At this point you should see the help screen printed out and SHI7 should be installed.

Using SHI7 (simplest method):

Note: if you installed via the CONDA method, omit the ".py" extension at the end of shi7 and shi7_learning

  1. To run interactively on a supercomputer like MSI (skip this step otherwise):
isub -n nodes=1:ppn=16 -m 22GB -w 12:00:00`
module load python
  1. Learn the appropriate shi7 parameters from the raw (unzipped) fastq data (replace 'myFastqFolder' with your actual data directory):
shi7_learning.py -i myFastqFolder -o learnt
  1. Run shi7.py with the output of 2b: chmod +x learnt/shi7_cmd.sh && ./learnt/shi7_cmd.sh (or just copy the command that shi7_learning prints out when it finishes and run that)

Other usage examples:

Assuming you have a bunch of fastq files, of forward and reverse reads, split up by sample, that have Nextera adaptors:

shi7.py -i MyFastQFolder -o MyOutputFolder --adaptor Nextera

Assuming you only have R1 reads (no paired end):

shi7.py -i MyFastQFolder -o MyOutputFolder --adaptor Nextera -SE

This sets the minimum read length to 285 and the maximum to 300 when stitching, which is the canonical HMP V4 16S primer coverage region. This can be a powerful QC step in and of itself. Note: if using the EMP V4 protocol, omit these arguments.

If you have shotgun sequences, you might want to try not stitching (we recommend trying first and seeing how many stitch -- "percent combined" in the shi7.log file):

--flash False

Including --drop_r2 True in this case returns only R1 reads.

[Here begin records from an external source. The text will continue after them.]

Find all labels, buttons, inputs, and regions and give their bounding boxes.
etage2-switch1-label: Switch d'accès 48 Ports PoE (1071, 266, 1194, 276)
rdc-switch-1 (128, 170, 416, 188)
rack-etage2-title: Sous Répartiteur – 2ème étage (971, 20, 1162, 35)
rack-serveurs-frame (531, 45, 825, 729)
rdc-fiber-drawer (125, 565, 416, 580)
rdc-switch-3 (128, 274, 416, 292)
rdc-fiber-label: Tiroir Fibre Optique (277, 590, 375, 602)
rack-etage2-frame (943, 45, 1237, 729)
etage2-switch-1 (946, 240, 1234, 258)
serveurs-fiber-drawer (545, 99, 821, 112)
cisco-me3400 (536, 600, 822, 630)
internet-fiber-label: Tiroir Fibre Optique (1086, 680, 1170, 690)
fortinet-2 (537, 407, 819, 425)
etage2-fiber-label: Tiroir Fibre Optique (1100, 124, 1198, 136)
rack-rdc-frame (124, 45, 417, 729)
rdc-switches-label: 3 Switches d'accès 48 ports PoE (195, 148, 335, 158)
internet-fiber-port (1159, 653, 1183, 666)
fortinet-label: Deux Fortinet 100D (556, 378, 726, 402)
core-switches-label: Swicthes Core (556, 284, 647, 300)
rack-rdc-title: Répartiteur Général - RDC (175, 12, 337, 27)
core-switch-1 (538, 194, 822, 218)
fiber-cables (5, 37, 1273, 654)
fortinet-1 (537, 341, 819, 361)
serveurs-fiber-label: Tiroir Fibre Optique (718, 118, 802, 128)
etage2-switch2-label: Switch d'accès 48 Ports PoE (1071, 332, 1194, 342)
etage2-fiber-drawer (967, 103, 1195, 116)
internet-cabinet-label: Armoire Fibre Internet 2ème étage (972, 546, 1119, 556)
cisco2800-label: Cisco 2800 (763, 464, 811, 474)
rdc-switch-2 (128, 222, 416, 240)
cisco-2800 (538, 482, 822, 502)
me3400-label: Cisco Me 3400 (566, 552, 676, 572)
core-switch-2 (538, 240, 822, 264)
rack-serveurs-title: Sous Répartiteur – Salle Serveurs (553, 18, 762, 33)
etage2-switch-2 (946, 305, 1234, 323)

We recommend the following format for sequence file names:

sampleID_other_information_R1.fastq
sampleID_other_information_R2.fastq

Then, using strip_underscore True will return processed reads with just the sampleID, simplifying downstream processing. For example, an efficient command for non-stitching shotgun sequences with the sample names in the filenames before the first underscore character:

shi7.py -i MyFastQFolder -o MyOutputFolder --adaptor Nextera --flash False --strip_delim _,1 --drop_r2 True

Cite

To cite SHI7: Please cite the article published here: http://msystems.asm.org/content/3/3/e00202-17

Al-Ghalith, Gabriel A., Benjamin Hillmann, Kaiwei Ang, Robin Shields-Cutler, and Dan Knights. 2018. “SHI7 Is a Self-Learning Pipeline for Multipurpose Short-Read DNA Quality Control.” mSystems 3 (3). American Society for Microbiology Journals: e00202–17.